What did @kmartfit actually say?
Pretty straightforward disclosure. He says his doctor prescribes him "180 milligrams per week" of testosterone and that he splits it into two injections, one on Tuesday and one on Friday. Then he asks his audience to share their own doses and schedules. That's it. No sweeping health claims, no miracle promises, just a guy talking about his personal protocol and inviting conversation.
The framing is personal and anecdotal throughout. He doesn't tell anyone else to do what he does, and he explicitly credits a physician for the prescription. That matters when you're evaluating social media health content, because the line between sharing and prescribing is one a lot of creators cross without realizing it.
Does the science back this up?
The 180mg weekly dose sits above the conventional textbook range but isn't outside what's observed in clinical practice. The short answer is: his protocol is plausible for a supervised TRT patient, though 180mg is on the higher end of standard dosing.
Standard TRT guidelines from the American Urological Association and the Endocrine Society typically cite 75-100mg of testosterone cypionate or enanthate per week as a starting dose, with adjustments based on symptom response and serum levels. Some men require higher doses to achieve target trough levels of 400-700 ng/dL. A 2018 review by Bhasin et al. in the New England Journal of Medicine confirmed that dose titration based on lab monitoring is the accepted standard, not a fixed universal dose. His 180mg falls within what some physicians prescribe when initial doses underperform.
Splitting the weekly dose into two injections is actually well-supported. A single weekly injection produces a larger peak-to-trough swing in serum testosterone levels, which some patients report as mood instability, energy crashes, or elevated estradiol symptoms mid-cycle. Twice-weekly injections smooth that curve out. Ramasamy et al. (2014, Journal of Urology) noted that more frequent dosing intervals help maintain steadier hormone levels, which is why many endocrinologists prefer split schedules.
What did they get wrong (or right)?
Honestly? He got more right than wrong here, with one significant caveat. The split-dose approach is scientifically defensible. Physician oversight is exactly what should accompany TRT use. He didn't claim testosterone cured anything or recommend a specific dose to viewers.

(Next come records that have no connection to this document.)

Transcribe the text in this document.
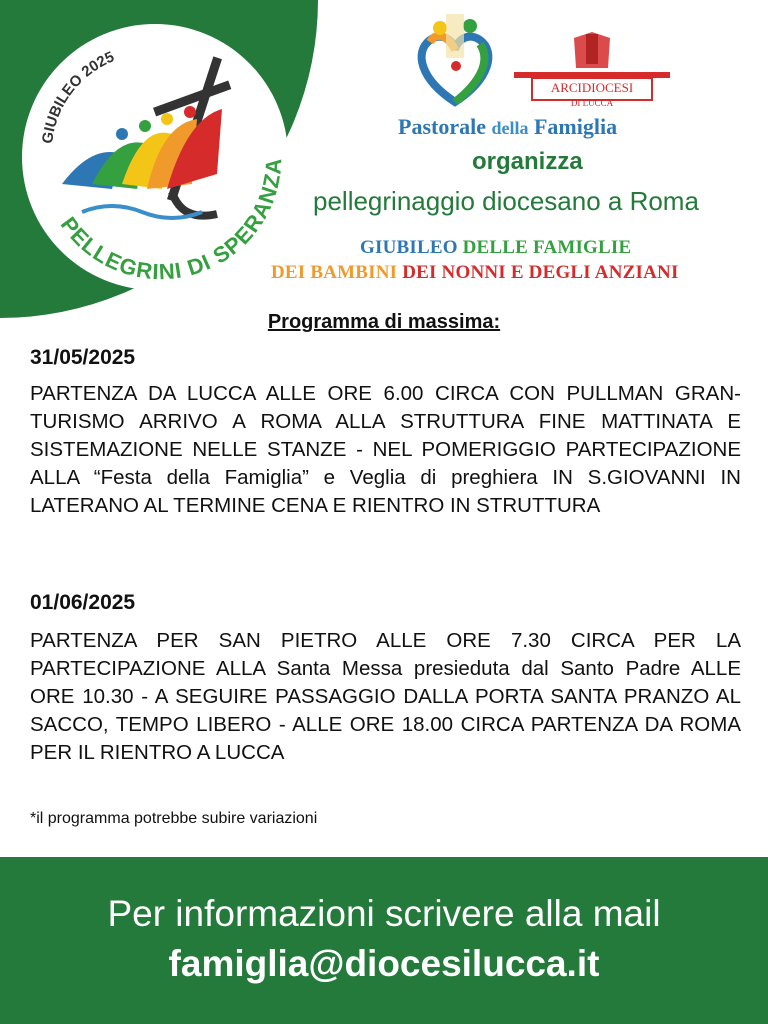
GIUBILEO 2025
PELLEGRINI DI SPERANZA
ARCIDIOCESI
DI LUCCA
Pastorale della Famiglia
organizza
pellegrinaggio diocesano a Roma
GIUBILEO DELLE FAMIGLIE
DEI BAMBINI DEI NONNI E DEGLI ANZIANI
Programma di massima:
31/05/2025
PARTENZA DA LUCCA ALLE ORE 6.00 CIRCA CON PULLMAN GRAN-TURISMO ARRIVO A ROMA ALLA STRUTTURA FINE MATTINATA E SISTEMAZIONE NELLE STANZE - NEL POMERIGGIO PARTECIPAZIONE ALLA “Festa della Famiglia” e Veglia di preghiera IN S.GIOVANNI IN LATERANO AL TERMINE CENA E RIENTRO IN STRUTTURA
01/06/2025
PARTENZA PER SAN PIETRO ALLE ORE 7.30 CIRCA PER LA PARTECIPAZIONE ALLA Santa Messa presieduta dal Santo Padre ALLE ORE 10.30 - A SEGUIRE PASSAGGIO DALLA PORTA SANTA PRANZO AL SACCO, TEMPO LIBERO - ALLE ORE 18.00 CIRCA PARTENZA DA ROMA PER IL RIENTRO A LUCCA
*il programma potrebbe subire variazioni
Per informazioni scrivere alla mail
famiglia@diocesilucca.it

The caveat is context. Sharing a specific milligram dose publicly, even framed as personal, normalizes higher-end dosing in an audience that skews toward men who may be self-medicating or considering unmonitored TRT. The hashtag community around these posts is not exclusively composed of supervised patients. Research from Ganesan et al. (2021, JAMA Internal Medicine) found that online testosterone communities frequently discuss doses well above therapeutic ranges, and social sharing of personal protocols contributes to dose escalation norms.
He doesn't do anything overtly dangerous here, but 180mg/week presented without any mention of labs, monitoring, or potential side effects like erythrocytosis, testicular atrophy, or suppressed fertility leaves a gap that his audience may fill in the wrong direction.
What should you actually know?
TRT is a legitimate medical treatment for hypogonadism, defined clinically as consistently low testosterone combined with symptoms. It is not a performance enhancement tool, though it's frequently misused as one. If you're considering TRT, dose and injection frequency are decisions that should follow blood work, not a comment section.
The specific numbers he shares, 180mg split twice weekly, could be perfectly appropriate for him and completely wrong for someone else. Testosterone therapy requires baseline and follow-up labs including total testosterone, free testosterone, estradiol, hematocrit, and PSA. Without those, any dose is a guess. The Endocrine Society's 2018 clinical practice guidelines (Bhasin et al.) are explicit that therapy should be individualized and monitored, not standardized.
If you're on a regulated telehealth platform, your provider should be titrating your dose based on your specific bloodwork and symptoms, not matching what someone on TikTok is taking. The Tuesday-Friday split is a reasonable scheduling choice, but the right dose for you is determined by your labs, not by crowd-sourcing in comment sections.